OpenAI on June 26 previewed GPT-5.6 in three variants — Sol, the flagship; Terra, a lower-cost balanced model; and Luna, the fastest and cheapest of the line. Access is restricted at OpenAI's own description to a small group of trusted partners reachable only through the API and Codex. ChatGPT users will not see GPT-5.6 at launch. The Trump administration requested the staged rollout, citing national security concerns over the family's cybersecurity and biological capabilities. Pricing per million tokens is $5 input / $30 output for Sol, $2.50 / $15 for Terra, and $1 / $6 for Luna.

The cybersecurity numbers are why the government got involved. GPT-5.6 Sol scored 85.6% on CyberGym, 39.5% on ExploitGym, and 96.7% on internal capture-the-flag tasks, where it saturates the evaluation. On ExploitBench, OpenAI says Sol performs competitively with Anthropic's Mythos Preview while consuming roughly a third as many output tokens. All three variants received "High" ratings in both biological and cyber capability under OpenAI's Preparedness Framework — the first release in which every tier in the family has crossed that bar.

This is the second frontier model launch in two weeks delivered under direct government supervision. Anthropic's Mythos 5, blocked under export-control letters earlier this month, was reauthorized June 26 for about 100 vetted U.S. organizations after Commerce Secretary Howard Lutnick concluded safeguards were sufficient. Together the two events mark a new phase: models whose cyber and bio capability ratings are high enough to trigger a U.S. government veto, then permitted under a partner allowlist rather than open API release. The naming change is also a tell — OpenAI now uses a number for generation and a name for capability tier, explicitly designed so each tier can move on its own cadence.

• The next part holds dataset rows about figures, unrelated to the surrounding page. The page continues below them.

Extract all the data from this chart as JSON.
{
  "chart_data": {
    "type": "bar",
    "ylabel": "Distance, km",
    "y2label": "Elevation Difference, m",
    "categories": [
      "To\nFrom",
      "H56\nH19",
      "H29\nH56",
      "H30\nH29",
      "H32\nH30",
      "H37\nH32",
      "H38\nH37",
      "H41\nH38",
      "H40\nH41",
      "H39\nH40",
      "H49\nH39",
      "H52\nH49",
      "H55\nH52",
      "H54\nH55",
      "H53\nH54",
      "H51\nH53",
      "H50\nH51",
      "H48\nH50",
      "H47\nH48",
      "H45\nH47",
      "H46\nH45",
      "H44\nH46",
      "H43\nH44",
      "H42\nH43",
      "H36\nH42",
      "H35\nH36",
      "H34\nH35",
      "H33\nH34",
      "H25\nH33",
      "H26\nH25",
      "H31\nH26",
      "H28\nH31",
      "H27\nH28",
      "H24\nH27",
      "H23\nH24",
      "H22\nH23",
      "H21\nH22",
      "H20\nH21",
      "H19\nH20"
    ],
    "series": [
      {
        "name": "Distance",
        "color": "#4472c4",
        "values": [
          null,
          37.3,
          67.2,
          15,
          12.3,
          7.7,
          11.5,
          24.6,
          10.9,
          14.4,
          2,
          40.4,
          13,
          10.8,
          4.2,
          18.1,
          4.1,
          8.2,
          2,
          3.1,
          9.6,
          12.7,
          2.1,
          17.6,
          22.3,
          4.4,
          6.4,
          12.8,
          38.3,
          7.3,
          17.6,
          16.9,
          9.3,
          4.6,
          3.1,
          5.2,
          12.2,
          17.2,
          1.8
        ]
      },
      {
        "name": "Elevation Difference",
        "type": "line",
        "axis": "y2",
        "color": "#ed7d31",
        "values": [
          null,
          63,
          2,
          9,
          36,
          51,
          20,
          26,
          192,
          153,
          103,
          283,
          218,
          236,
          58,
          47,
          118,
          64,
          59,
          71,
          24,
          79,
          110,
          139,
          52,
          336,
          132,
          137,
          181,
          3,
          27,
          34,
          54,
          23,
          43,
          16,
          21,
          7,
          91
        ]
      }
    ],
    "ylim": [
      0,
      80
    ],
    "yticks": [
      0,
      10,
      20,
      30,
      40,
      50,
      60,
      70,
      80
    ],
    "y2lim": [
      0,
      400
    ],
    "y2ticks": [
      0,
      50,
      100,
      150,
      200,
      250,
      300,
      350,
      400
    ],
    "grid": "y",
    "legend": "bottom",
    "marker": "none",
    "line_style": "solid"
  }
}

For learners: the question is no longer "which version" but "which tier of which version, with what access policy attached." If you build with these models, watch the access terms as carefully as the benchmark scores. A model you can't get to is a model you can't use, no matter how it performs on paper — and the gap between announcement and general availability is increasingly where the frontier actually lives.